Breathe In, Breathe Out
Stay Calm

UPDATE (2:56pm):
Spotting has seemed to stop.  Let's hope it stays that way.  I still have all my symptoms. ;)  But I do think I'm not drinking enough water.  I'm going to go home and put a straw right in the Poland Spring jug... skipping the water cooler all together. ;)

Monday, March 14, 2011

Paranoia...

When will I get excited?

I mean, I'm happy, but still so scared.  So many things can go wrong and just as I start to feel excited for this Turkey I'm cookin'... something snaps and I worry about the "what ifs".

My acupuncturist told me that the most important thing is to stay calm... I'm trying!  It's just so hard not to think of the fact that something could go wrong.  I have to let it be.  Its not in my hands.

I'm also now in the "scared shitless" stage:
  • OMG... have you seen the size of our heads??  I keep looking at my head, then Peter's, then back to mine.  Our baby is going to be top heavy!! =)
  • How am I going to make it as a mom?  I have to be responsible and make decisions for someone so helpless... I can't make desicions for myself!
  • Why am I so nervous to tell people?  I guess its because I hate bringing attention to myself.  Would it be bad to send out a mass text to the family??  I mean, that's what I did when we got engaged. =)
  • Am I going to be a screaming Banshee during delivery??
  • Who's going to take care of our dog while we're in the hospital? (I know... it's silly, but our dog is like our first born and he's never been apart from at least one of us)
I just need to relax.

Thursday, March 10, 2011

There's a turkey in the oven...

So... where do I begin??

Yesterday at work I was nauseous for a good part of the day... not to mention exhausted.  So for shits and giggles I took a test when I got home.  At 10dpo, I wasn't expecting what I saw... it was light, but there was a definite second pink line.  When Peter asked me what I was doing as I stood in shock in the bathroom, I stormed into the kitchen and shoved the test strip in his face and asked "do you see this?"  That is so not how I had it played out in my head, but alas, we're not your normal romantic couple.

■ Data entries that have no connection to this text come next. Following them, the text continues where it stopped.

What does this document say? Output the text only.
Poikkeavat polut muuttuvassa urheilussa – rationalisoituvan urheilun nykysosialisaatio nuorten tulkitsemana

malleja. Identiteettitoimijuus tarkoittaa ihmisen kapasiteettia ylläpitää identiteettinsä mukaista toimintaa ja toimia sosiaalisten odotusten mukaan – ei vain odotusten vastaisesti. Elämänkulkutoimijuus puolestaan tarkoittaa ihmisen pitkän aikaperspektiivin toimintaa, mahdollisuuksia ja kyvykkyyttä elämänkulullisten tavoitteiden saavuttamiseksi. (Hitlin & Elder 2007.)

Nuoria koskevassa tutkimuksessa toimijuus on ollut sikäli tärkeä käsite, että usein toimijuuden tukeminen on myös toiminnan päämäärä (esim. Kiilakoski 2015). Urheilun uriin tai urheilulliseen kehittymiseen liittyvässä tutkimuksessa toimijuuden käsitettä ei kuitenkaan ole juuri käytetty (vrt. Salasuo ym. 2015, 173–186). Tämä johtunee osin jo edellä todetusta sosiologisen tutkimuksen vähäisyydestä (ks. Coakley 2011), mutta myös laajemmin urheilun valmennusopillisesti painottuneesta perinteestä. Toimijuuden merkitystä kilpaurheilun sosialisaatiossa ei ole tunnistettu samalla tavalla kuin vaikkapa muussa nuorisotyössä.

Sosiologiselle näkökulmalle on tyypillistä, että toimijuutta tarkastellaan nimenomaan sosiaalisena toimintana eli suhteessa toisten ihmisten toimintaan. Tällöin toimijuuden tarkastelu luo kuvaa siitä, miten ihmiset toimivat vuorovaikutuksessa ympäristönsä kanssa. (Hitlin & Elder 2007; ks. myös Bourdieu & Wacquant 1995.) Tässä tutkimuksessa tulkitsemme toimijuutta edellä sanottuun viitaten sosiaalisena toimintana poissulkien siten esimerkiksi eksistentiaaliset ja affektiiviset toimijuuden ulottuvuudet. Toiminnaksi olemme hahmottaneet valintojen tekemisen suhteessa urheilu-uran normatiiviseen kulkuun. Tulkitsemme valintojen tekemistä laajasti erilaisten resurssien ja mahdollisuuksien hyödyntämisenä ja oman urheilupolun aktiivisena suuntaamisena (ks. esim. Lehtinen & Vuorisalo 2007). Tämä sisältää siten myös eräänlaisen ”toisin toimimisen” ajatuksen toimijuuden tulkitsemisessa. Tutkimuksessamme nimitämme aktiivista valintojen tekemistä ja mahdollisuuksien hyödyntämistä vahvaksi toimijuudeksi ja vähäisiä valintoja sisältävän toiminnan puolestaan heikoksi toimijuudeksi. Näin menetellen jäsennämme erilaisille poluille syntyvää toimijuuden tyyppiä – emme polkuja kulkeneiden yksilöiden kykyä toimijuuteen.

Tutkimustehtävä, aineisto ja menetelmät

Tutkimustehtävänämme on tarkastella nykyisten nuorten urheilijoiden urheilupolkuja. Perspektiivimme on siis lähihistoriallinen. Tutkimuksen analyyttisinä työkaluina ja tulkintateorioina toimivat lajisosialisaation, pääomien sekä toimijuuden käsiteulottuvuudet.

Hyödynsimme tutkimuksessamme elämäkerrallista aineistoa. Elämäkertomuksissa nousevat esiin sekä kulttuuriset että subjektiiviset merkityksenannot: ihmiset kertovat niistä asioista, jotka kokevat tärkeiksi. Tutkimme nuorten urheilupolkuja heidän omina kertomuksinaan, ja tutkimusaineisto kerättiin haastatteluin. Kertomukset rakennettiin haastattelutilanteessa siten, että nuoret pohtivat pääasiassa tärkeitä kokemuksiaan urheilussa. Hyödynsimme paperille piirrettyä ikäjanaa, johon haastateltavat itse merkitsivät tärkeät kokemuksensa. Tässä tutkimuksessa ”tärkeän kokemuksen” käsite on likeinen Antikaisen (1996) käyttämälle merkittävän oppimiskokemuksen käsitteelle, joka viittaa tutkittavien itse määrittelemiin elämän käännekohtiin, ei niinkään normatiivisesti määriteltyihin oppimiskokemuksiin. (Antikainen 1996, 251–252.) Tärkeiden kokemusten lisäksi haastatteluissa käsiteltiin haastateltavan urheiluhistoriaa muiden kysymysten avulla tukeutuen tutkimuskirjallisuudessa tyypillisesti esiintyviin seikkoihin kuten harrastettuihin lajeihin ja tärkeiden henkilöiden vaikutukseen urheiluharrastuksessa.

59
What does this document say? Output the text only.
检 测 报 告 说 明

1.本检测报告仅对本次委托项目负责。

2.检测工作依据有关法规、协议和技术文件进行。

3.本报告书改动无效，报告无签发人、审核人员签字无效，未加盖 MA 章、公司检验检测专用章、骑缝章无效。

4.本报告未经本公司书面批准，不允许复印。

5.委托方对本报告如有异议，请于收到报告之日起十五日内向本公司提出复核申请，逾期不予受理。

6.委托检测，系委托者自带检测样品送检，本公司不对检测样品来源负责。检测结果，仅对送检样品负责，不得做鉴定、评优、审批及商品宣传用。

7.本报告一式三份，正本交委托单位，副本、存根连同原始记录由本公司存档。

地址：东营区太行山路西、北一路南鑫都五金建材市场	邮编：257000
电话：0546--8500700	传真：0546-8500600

As he was telling me not to tell my "girls" (from Baby Center), I was texting one of them.  As soon as she saw the picture, she called me back.  She confirmed what I thought.... BFP!!!

At her request I took another before bed and this time it was clear as day.  I texted her the picture with the quote... "I'm going to bed knocked up!"

This morning at 4:30, my eyes popped open (an hour and 1/2 early) and I layed there for about 15 minutes contemplating going back to sleep or just getting the digital over with.  Needless to say I've been up since 4:30 this morning and I keep staring at the beautiful word that showed up quickly... Pregnant!

We're not telling anyone until after the ultrasound.  We don't want a repeat of what happened 17 months ago.

Peter was scared shitless last night, but I think he's finally coming around.  Me, I'm cautiously over the moon.  Now I know why something was telling us to cancel that appointment. =)



Lilypie Maternity tickers

Wednesday, March 9, 2011

Could it be...

Could our wolfpack be growing to three??